William lifted his eyebrows in reluctant agreement. A large, muscular man with bushy auburn hair and dark eyes, he was a larger-than-life commander with a temperament to match. He was an exacting master and a skilled one, and he lavished praise and rewards upon his favorites. But he was also very selfish. He wanted his subordinates’ attention on him and his needs.
To hear that his great Warwolfe was focused on retrieving a lost man had him somewhat unhappy at the moment. He understood very well that the Anges de Guerre were a close-knit group and the loss of one of them was disturbing for all, but he was very reluctant to allow Gaetan to leave him now when he needed him the most.
There was the conquest of a country at stake.
“Then it would seem she has been truthful thus far,” he replied belatedly. “But there is no guarantee that she is not leading you into a trap, Gate.”
“That is very true, but Kristoph is clearly with her brother. We have no choice but to follow him.”
“But why risk all of your men? I do not believe you are thinking clearly.”

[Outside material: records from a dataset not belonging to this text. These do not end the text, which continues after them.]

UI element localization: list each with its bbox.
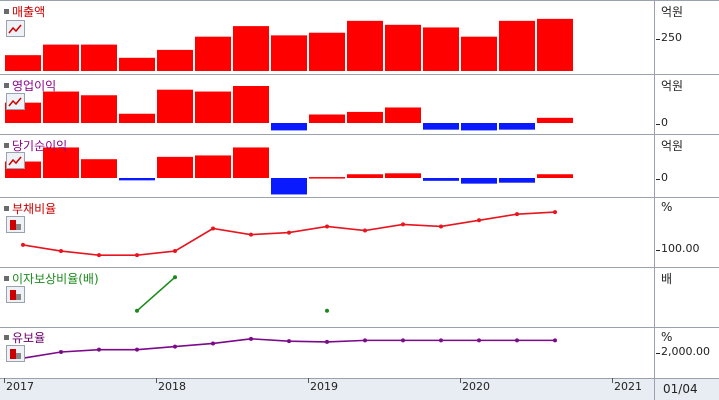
revenue-bar	[309, 32, 345, 71]
debt-ratio-tick: 100.00	[661, 242, 700, 255]
net-income-bar	[233, 147, 269, 178]
op-profit-bar	[43, 91, 79, 123]
bullet-icon	[4, 276, 9, 281]
op-profit-bar	[157, 89, 193, 123]
reserve-ratio-tick: 2,000.00	[661, 345, 710, 358]
net-income-bar	[195, 155, 231, 178]
revenue-bar	[537, 18, 573, 71]
op-profit-bar	[461, 123, 497, 131]
net-income-bar	[81, 159, 117, 178]
x-label-2021: 2021	[614, 380, 642, 393]
reserve-ratio-unit: %	[661, 330, 673, 344]
icr-point	[325, 308, 329, 313]
icr-panel	[0, 267, 654, 327]
revenue-bar	[347, 20, 383, 71]
op-profit-bar	[271, 123, 307, 131]
op-profit-bar	[195, 91, 231, 123]
bar-chart-toggle-icon[interactable]	[6, 286, 25, 303]
net-income-bar	[423, 178, 459, 181]
revenue-title: 매출액	[12, 5, 46, 19]
net-income-axis: 억원 0	[654, 134, 719, 197]
op-profit-bar	[81, 95, 117, 123]
revenue-bar	[385, 24, 421, 71]
debt-ratio-line	[22, 211, 556, 256]
revenue-bar	[423, 27, 459, 71]
line-chart-toggle-icon[interactable]	[6, 20, 25, 37]
op-profit-tick: 0	[661, 116, 668, 129]
net-income-bar	[461, 178, 497, 184]
bar-chart-toggle-icon[interactable]	[6, 216, 25, 233]
revenue-bar	[157, 49, 193, 71]
revenue-unit: 억원	[661, 5, 684, 19]
line-chart-toggle-icon[interactable]	[6, 93, 25, 110]
op-profit-bar	[385, 107, 421, 123]
net-income-bar	[43, 147, 79, 178]
x-axis-area	[0, 378, 654, 400]
op-profit-bar	[423, 123, 459, 130]
reserve-ratio-axis: % 2,000.00	[654, 327, 719, 378]
net-income-tick: 0	[661, 171, 668, 184]
revenue-bar	[81, 44, 117, 71]
icr-title-group: 이자보상비율(배)	[4, 270, 99, 287]
icr-axis: 배	[654, 267, 719, 327]
revenue-bar	[271, 35, 307, 71]
net-income-bar	[347, 174, 383, 178]
x-label-2019: 2019	[310, 380, 338, 393]
revenue-bar	[195, 36, 231, 71]
net-income-bar	[271, 178, 307, 195]
x-label-2018: 2018	[158, 380, 186, 393]
x-label-2020: 2020	[462, 380, 490, 393]
op-profit-bar	[499, 123, 535, 130]
date-box: 01/04	[654, 378, 719, 400]
bullet-icon	[4, 206, 9, 211]
op-profit-title-group: 영업이익	[4, 77, 56, 94]
net-income-title: 당기순이익	[12, 139, 68, 153]
revenue-bar	[233, 26, 269, 71]
debt-ratio-title: 부채비율	[12, 202, 57, 216]
revenue-bar	[5, 55, 41, 71]
icr-line	[136, 276, 176, 312]
bar-chart-toggle-icon[interactable]	[6, 345, 25, 362]
op-profit-bar	[347, 111, 383, 123]
reserve-ratio-line	[22, 338, 555, 359]
net-income-bar	[157, 156, 193, 178]
icr-unit: 배	[661, 272, 673, 286]
revenue-bar	[499, 20, 535, 71]
reserve-ratio-title: 유보율	[12, 331, 46, 345]
op-profit-bar	[309, 114, 345, 123]
revenue-title-group: 매출액	[4, 3, 45, 20]
net-income-bar	[499, 178, 535, 183]
revenue-tick: 250	[661, 31, 682, 44]
net-income-bar	[119, 178, 155, 181]
line-chart-toggle-icon[interactable]	[6, 152, 25, 169]
net-income-bar	[309, 177, 345, 179]
revenue-bar	[119, 57, 155, 71]
op-profit-title: 영업이익	[12, 79, 57, 93]
net-income-title-group: 당기순이익	[4, 137, 67, 154]
revenue-axis: 억원 250	[654, 0, 719, 74]
net-income-bar	[385, 173, 421, 178]
debt-ratio-unit: %	[661, 200, 673, 214]
reserve-ratio-title-group: 유보율	[4, 329, 45, 346]
reserve-ratio-panel	[0, 327, 654, 378]
bullet-icon	[4, 83, 9, 88]
net-income-unit: 억원	[661, 139, 684, 153]
bullet-icon	[4, 143, 9, 148]
debt-ratio-title-group: 부채비율	[4, 200, 56, 217]
debt-ratio-axis: % 100.00	[654, 197, 719, 267]
end-date-label: 01/04	[663, 382, 698, 396]
revenue-bar	[461, 36, 497, 71]
op-profit-bar	[233, 86, 269, 123]
icr-title: 이자보상비율(배)	[12, 272, 99, 286]
revenue-bar	[43, 44, 79, 71]
chart-canvas	[5, 18, 573, 361]
bullet-icon	[4, 335, 9, 340]
op-profit-bar	[119, 113, 155, 123]
net-income-bar	[537, 174, 573, 178]
op-profit-axis: 억원 0	[654, 74, 719, 134]
x-label-2017: 2017	[6, 380, 34, 393]
op-profit-bar	[537, 117, 573, 123]
bullet-icon	[4, 9, 9, 14]
op-profit-unit: 억원	[661, 79, 684, 93]
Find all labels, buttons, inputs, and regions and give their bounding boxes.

Gaetan knew that William was reluctant to let him go and he knew why; the duke was inherently selfish. He didn’t like that Gaetan wanted to do something other than contribute to the glory of the conquest. Warwolfe, as far as William was concerned, belonged to him and so did his wants and ambitions. Anything that went against what William wanted was met with resistance. Therefore, Gaetan was very careful in his reply.
“I am thinking clearly enough, my lord,” he said steadily. “The longer we discuss it, the further away Alary of Mercia trav
els and the longer it will take me to retrieve Kristoph. You must look at it this way – when I catch up to Alary, he will be the first man to fall under my sword. For abducting Kristoph, make no mistake – I will kill the man. With this brother gone, Edwin and Morcar and the others will be, mayhap, more willing to negotiate with you or even support you rather than resist because they realize their lives will be at stake. Alary’s death will send a definitive message to those nobles who choose to resist. So, in a sense, I will be sending a message of Norman dominance to the entire country.”
It was a manipulative statement but the duke seemed to agree, reluctant as that agreement was. “That is true,” he admitted. “Sending my Anges de Guerre to blaze the trail before me will, indeed, send a message.”
“Aye, it will, my lord.”
“But I do not want all of you to go.”
Gaetan cocked an eyebrow. His patience was growing thin. “You know that we travel as a unit,” he said. “We work as a unit. If I must choose to leave some behind, you will have extremely unhappy men on your hands. Besides… you have plenty of knights and more than enough support for a further incursion into the country. You do not need me and my men at the moment. We must bring back one of our own, my lord. Surely you understand that.”
William eyed him a moment before going to the pewter pitcher of wine and pouring two cups. He brought one over to Gaetan, all the while pondering the situation and what needed to be done. Truth be told, he knew he couldn’t deny Gaetan’s wish to save Kristoph de Lohr from Alary of Mercia’s clutches. Gaetan and Kristoph were like brothers and to deny Gaetan would only incite rage in the man. He didn’t need his Warwolfe directing hatred against him. Therefore, he had to be clever about this so they could both get what they wanted out of the situation. He had to make this work for them both.